Music Xray
- Website type: A&R
- Available in: English
- Owners: Mike McCready & investor consortium
- Website: Homepage
- Commercial: Yes
- Launched: 2009
- Current status: active

= Platinum Blue Music Intelligence =

Music Xray is a music tech company based in New York City. The company's official name is Platinum Blue Music Intelligence Inc but it began operating under the name "Music Xray" in July 2009.
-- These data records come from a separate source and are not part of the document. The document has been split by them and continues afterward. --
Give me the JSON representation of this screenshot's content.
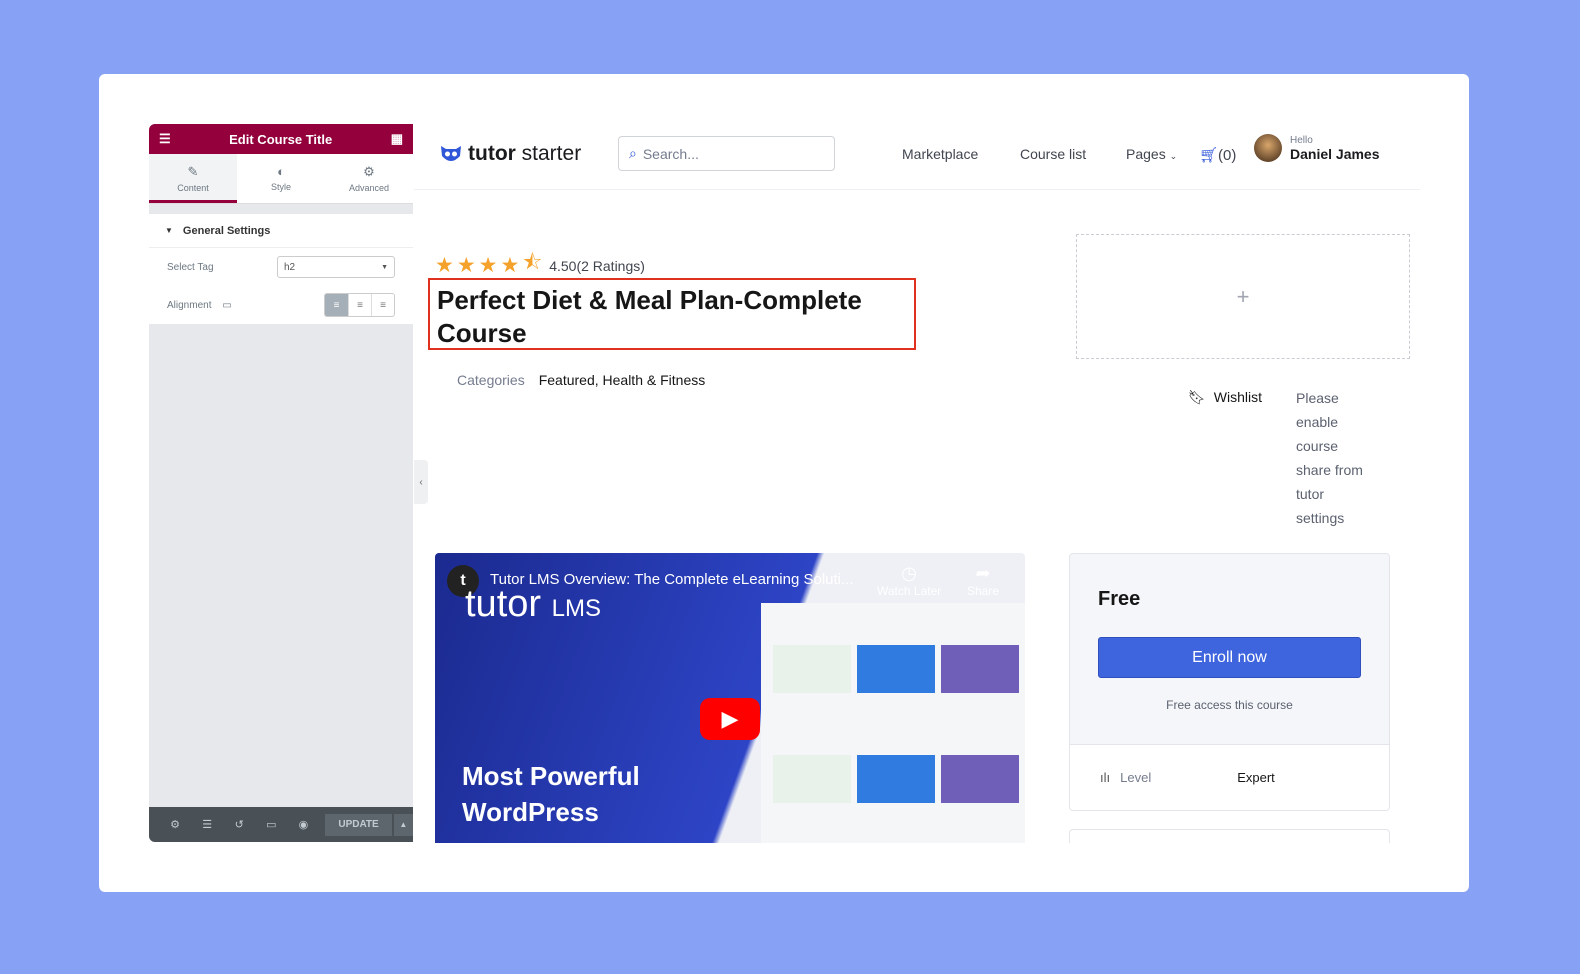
{
  "editor": {
    "title": "Edit Course Title",
    "tabs": [
      "Content",
      "Style",
      "Advanced"
    ],
    "section": "General Settings",
    "select_tag_label": "Select Tag",
    "select_tag_value": "h2",
    "alignment_label": "Alignment",
    "alignment_selected": "left",
    "update_label": "UPDATE",
    "accent": "#93003c"
  },
  "site": {
    "brand_bold": "tutor",
    "brand_light": "starter",
    "search_placeholder": "Search...",
    "nav": [
      "Marketplace",
      "Course list",
      "Pages"
    ],
    "cart": "(0)",
    "hello": "Hello",
    "user": "Daniel James"
  },
  "course": {
    "rating": 4.5,
    "rating_text": "4.50(2 Ratings)",
    "title": "Perfect Diet & Meal Plan-Complete Course",
    "categories_label": "Categories",
    "categories": "Featured, Health & Fitness",
    "placeholder_plus": "+",
    "wishlist": "Wishlist",
    "share_note": "Please enable course share from tutor settings"
  },
  "video": {
    "title": "Tutor LMS Overview: The Complete eLearning Soluti...",
    "brand": "tutor",
    "brand_suffix": "LMS",
    "headline": "Most Powerful WordPress",
    "watch_later": "Watch Later",
    "share": "Share"
  },
  "pricing": {
    "price": "Free",
    "enroll": "Enroll now",
    "note": "Free access this course",
    "level_label": "Level",
    "level_value": "Expert",
    "button_color": "#3e64de"
  }
}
The company is billed as "an online platform where artists submit their songs to industry professionals". Its technology, Quant Metrics, and predictive analytics help industry talent hunters, songwriters and performers find each other. The tech tools allow good songs as measured by what industry executives tend to prefer, rise to the top. Musicians pay a fee to submit their music to industry professionals, often more than $10, in exchange for a guaranteed listen and response. Some professionals offer in-depth critiques. Others provide a simple selection or rejection notice. Musicians, songwriters, and fans can join the site for free. Professionals can join the site either by being invited by the company or through an application and approval process.
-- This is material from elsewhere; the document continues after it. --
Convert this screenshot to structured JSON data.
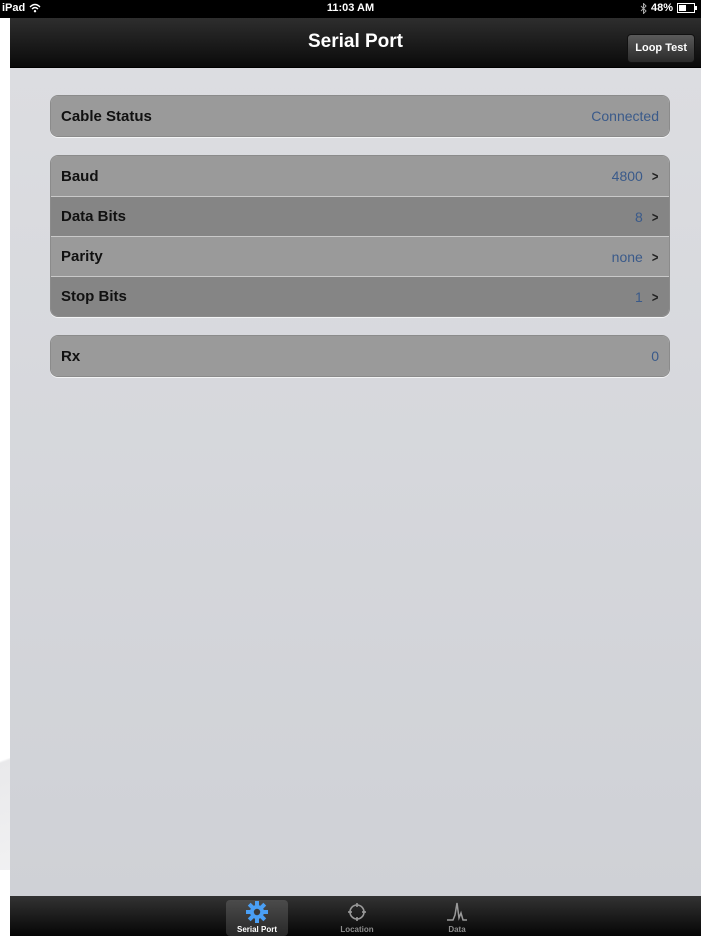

Music Xray's list of claimed success stories is found on their site.

The firm uses statistical software to analyze musical compositions. According to an article in The New Yorker, the firm claims to be able to predict hit songs with eighty-percent accuracy. After analysis, the firm sometimes offers broad suggestions for improvement of a song's chances to be offered a deal by the industry. Music Xray was founded by Mike McCready and Tracie Reed both formerly of Polyphonic HMI in Barcelona, Spain.

On June 5, 2010, the company launched a song to opportunity (S_{2}O) matching system that uses advanced music analysis software to alert musicians when their songs contain the musical characteristics that an industry professional is seeking.